En la escuela de Jesus percibe también como dirigida especialmente a ti esta palabra suya que leemos en el Evangelio de San Marcos: "Quien quiera ser el primero, que sea el último de todos y el servidor de todos" (Mc 9,35). Este es el fin último de todo ministerio en la Iglesia y muy especialmente del ministerio del Obispo: ser servidor humilde y fiel de Jesucristo, nuestro único Señor; ser servi
dor, abnegado hasta el agotamiento, del pueblo que se nos confía; ser servidor de la fe, de la verdad que salva y del encuentro de los hombres con Dios; ser servidor de la esperanza, de la comunión, la reconciliación y la paz; ser servidor de los más débiles, de los más despreciados y necesitados, hoy tan numerosos y dolientes, acogiéndoles y cuidándoles con corazón de padre y entrañas de madre, a imitación del Señor.
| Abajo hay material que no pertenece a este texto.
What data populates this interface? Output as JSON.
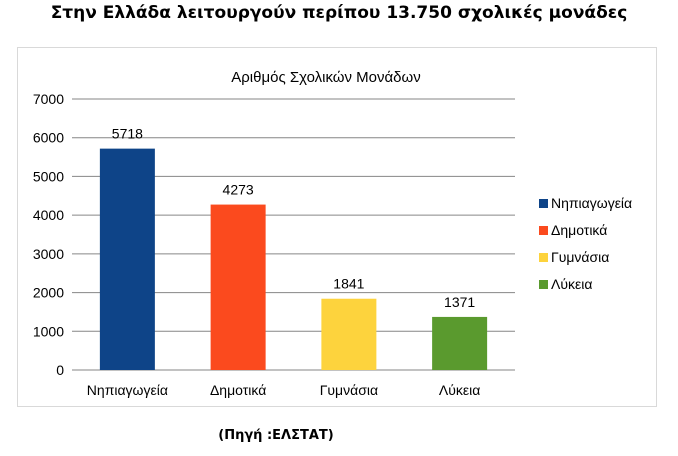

En la Exhortación ApostólicaEcclesia in Europa, el Santo Padre Juan Pablo II, al tiempo que describía los retos y urgencias más acuciantes de esta hora en nuestro Continente, nos decía que la misión de la Iglesia en este contexto social es "seguir el camino del amor… un amor que pasa por la caridad evangelizadora, el esfuerzo multiforme en el servicio y la opción por una generosidad sin pausas ni límites". Es lo que pedimos al Señor para ti en esta Eucaristía: que no olvides nunca que la verdad más profunda del ministerio episcopal es servir, que recorras cada día el camino del amor y que te conceda la generosidad sin pausas ni límites en el servicio.  
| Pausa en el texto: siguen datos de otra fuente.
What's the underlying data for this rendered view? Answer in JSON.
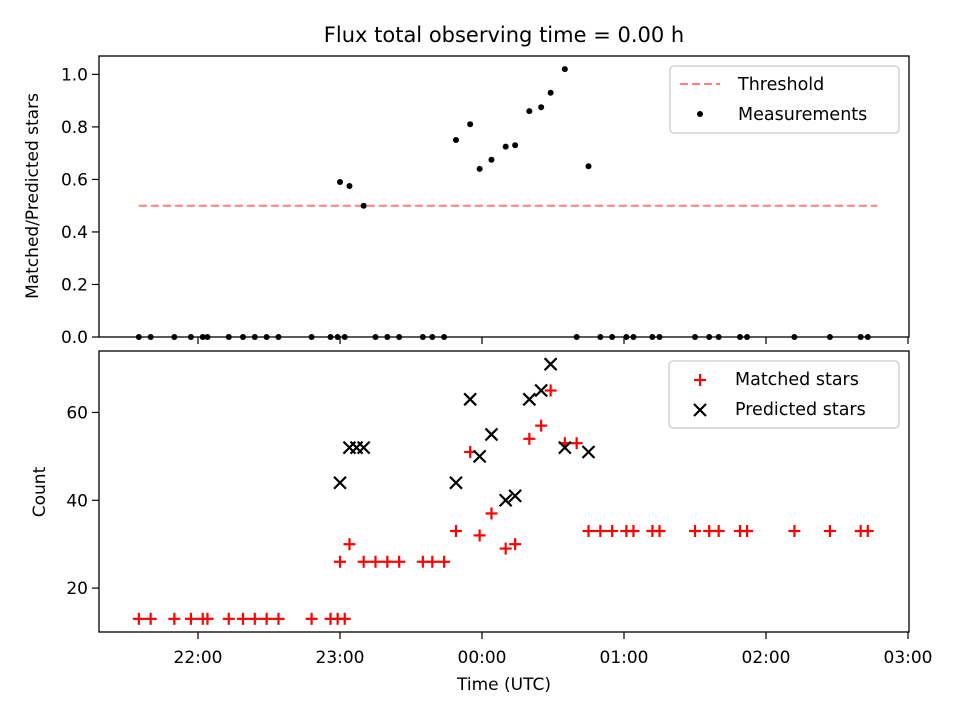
{
  "chart_data": [
    {
      "type": "scatter",
      "title": "Flux total observing time = 0.00 h",
      "xlabel": "",
      "ylabel": "Matched/Predicted stars",
      "ylim": [
        0,
        1.07
      ],
      "yticks": [
        "0.0",
        "0.2",
        "0.4",
        "0.6",
        "0.8",
        "1.0"
      ],
      "legend": {
        "placement": "top-right",
        "entries": [
          "Threshold",
          "Measurements"
        ]
      },
      "threshold": {
        "name": "Threshold",
        "value": 0.5,
        "x_start": "21:35",
        "x_end": "02:47",
        "color": "#ff7f7f"
      },
      "series": [
        {
          "name": "Measurements",
          "color": "#000000",
          "points": [
            [
              "21:35",
              0
            ],
            [
              "21:40",
              0
            ],
            [
              "21:50",
              0
            ],
            [
              "21:57",
              0
            ],
            [
              "22:02",
              0
            ],
            [
              "22:04",
              0
            ],
            [
              "22:13",
              0
            ],
            [
              "22:19",
              0
            ],
            [
              "22:24",
              0
            ],
            [
              "22:29",
              0
            ],
            [
              "22:34",
              0
            ],
            [
              "22:48",
              0
            ],
            [
              "22:56",
              0
            ],
            [
              "22:59",
              0
            ],
            [
              "23:02",
              0
            ],
            [
              "23:00",
              0.59
            ],
            [
              "23:04",
              0.575
            ],
            [
              "23:10",
              0.5
            ],
            [
              "23:15",
              0
            ],
            [
              "23:20",
              0
            ],
            [
              "23:25",
              0
            ],
            [
              "23:35",
              0
            ],
            [
              "23:39",
              0
            ],
            [
              "23:44",
              0
            ],
            [
              "23:49",
              0.75
            ],
            [
              "23:55",
              0.81
            ],
            [
              "23:59",
              0.64
            ],
            [
              "00:04",
              0.675
            ],
            [
              "00:10",
              0.725
            ],
            [
              "00:14",
              0.73
            ],
            [
              "00:20",
              0.86
            ],
            [
              "00:25",
              0.875
            ],
            [
              "00:29",
              0.93
            ],
            [
              "00:35",
              1.02
            ],
            [
              "00:40",
              0
            ],
            [
              "00:45",
              0.65
            ],
            [
              "00:50",
              0
            ],
            [
              "00:55",
              0
            ],
            [
              "01:01",
              0
            ],
            [
              "01:04",
              0
            ],
            [
              "01:12",
              0
            ],
            [
              "01:15",
              0
            ],
            [
              "01:30",
              0
            ],
            [
              "01:36",
              0
            ],
            [
              "01:40",
              0
            ],
            [
              "01:49",
              0
            ],
            [
              "01:52",
              0
            ],
            [
              "02:12",
              0
            ],
            [
              "02:27",
              0
            ],
            [
              "02:40",
              0
            ],
            [
              "02:43",
              0
            ]
          ]
        }
      ]
    },
    {
      "type": "scatter",
      "title": "",
      "xlabel": "Time (UTC)",
      "ylabel": "Count",
      "ylim": [
        10,
        74
      ],
      "yticks": [
        "20",
        "40",
        "60"
      ],
      "xticks": [
        "22:00",
        "23:00",
        "00:00",
        "01:00",
        "02:00",
        "03:00"
      ],
      "legend": {
        "placement": "top-right",
        "entries": [
          "Matched stars",
          "Predicted stars"
        ]
      },
      "series": [
        {
          "name": "Matched stars",
          "marker": "plus",
          "color": "#ff0000",
          "points": [
            [
              "21:35",
              13
            ],
            [
              "21:40",
              13
            ],
            [
              "21:50",
              13
            ],
            [
              "21:57",
              13
            ],
            [
              "22:02",
              13
            ],
            [
              "22:04",
              13
            ],
            [
              "22:13",
              13
            ],
            [
              "22:19",
              13
            ],
            [
              "22:24",
              13
            ],
            [
              "22:29",
              13
            ],
            [
              "22:34",
              13
            ],
            [
              "22:48",
              13
            ],
            [
              "22:56",
              13
            ],
            [
              "22:59",
              13
            ],
            [
              "23:02",
              13
            ],
            [
              "23:00",
              26
            ],
            [
              "23:04",
              30
            ],
            [
              "23:10",
              26
            ],
            [
              "23:15",
              26
            ],
            [
              "23:20",
              26
            ],
            [
              "23:25",
              26
            ],
            [
              "23:35",
              26
            ],
            [
              "23:39",
              26
            ],
            [
              "23:44",
              26
            ],
            [
              "23:49",
              33
            ],
            [
              "23:55",
              51
            ],
            [
              "23:59",
              32
            ],
            [
              "00:04",
              37
            ],
            [
              "00:10",
              29
            ],
            [
              "00:14",
              30
            ],
            [
              "00:20",
              54
            ],
            [
              "00:25",
              57
            ],
            [
              "00:29",
              65
            ],
            [
              "00:35",
              53
            ],
            [
              "00:40",
              53
            ],
            [
              "00:45",
              33
            ],
            [
              "00:50",
              33
            ],
            [
              "00:55",
              33
            ],
            [
              "01:01",
              33
            ],
            [
              "01:04",
              33
            ],
            [
              "01:12",
              33
            ],
            [
              "01:15",
              33
            ],
            [
              "01:30",
              33
            ],
            [
              "01:36",
              33
            ],
            [
              "01:40",
              33
            ],
            [
              "01:49",
              33
            ],
            [
              "01:52",
              33
            ],
            [
              "02:12",
              33
            ],
            [
              "02:27",
              33
            ],
            [
              "02:40",
              33
            ],
            [
              "02:43",
              33
            ]
          ]
        },
        {
          "name": "Predicted stars",
          "marker": "x",
          "color": "#000000",
          "points": [
            [
              "23:00",
              44
            ],
            [
              "23:04",
              52
            ],
            [
              "23:07",
              52
            ],
            [
              "23:10",
              52
            ],
            [
              "23:49",
              44
            ],
            [
              "23:55",
              63
            ],
            [
              "23:59",
              50
            ],
            [
              "00:04",
              55
            ],
            [
              "00:10",
              40
            ],
            [
              "00:14",
              41
            ],
            [
              "00:20",
              63
            ],
            [
              "00:25",
              65
            ],
            [
              "00:29",
              71
            ],
            [
              "00:35",
              52
            ],
            [
              "00:45",
              51
            ]
          ]
        }
      ]
    }
  ]
}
Todos los que te acompañamos en esta mañana, los Obispos, tus nuevos hermanos, las autoridades, tus padres y hermanos, a los que felicito de corazón, tu familia, amigos y paisanos, los sacerdotes, consagrados y seminaristas, los fieles de Sevilla, tu nueva familia en la fe, y el Obispo que te ordena, damos gracias a Dios por el ministerio de salvación que te encomienda, que todos te deseamos largo y lleno de frutos. Pedimos al Señor que te acompañe con su gracia y seas en verdad imagen del Buen Pastor, compartiendo su vida, su soledad, su oración, su entrega absoluta, su sacrificio hasta la muerte por la salvación de los hombres. Que la Santísima Virgen, en su título de los Reyes y en tantos títulos hermosísimos como jalonan nuestro territorio diocesano, y la intercesión de San Leandro y San Isidoro, Santa Ángela de la Cruz, los Beatos Manuel González, Marcelo Spínola y Madre María de la Purísima y todos los santos sevillanos, te acompañe y proteja siempre, y llene de fecundidad tu ministerio para gloria de Dios. Así sea. 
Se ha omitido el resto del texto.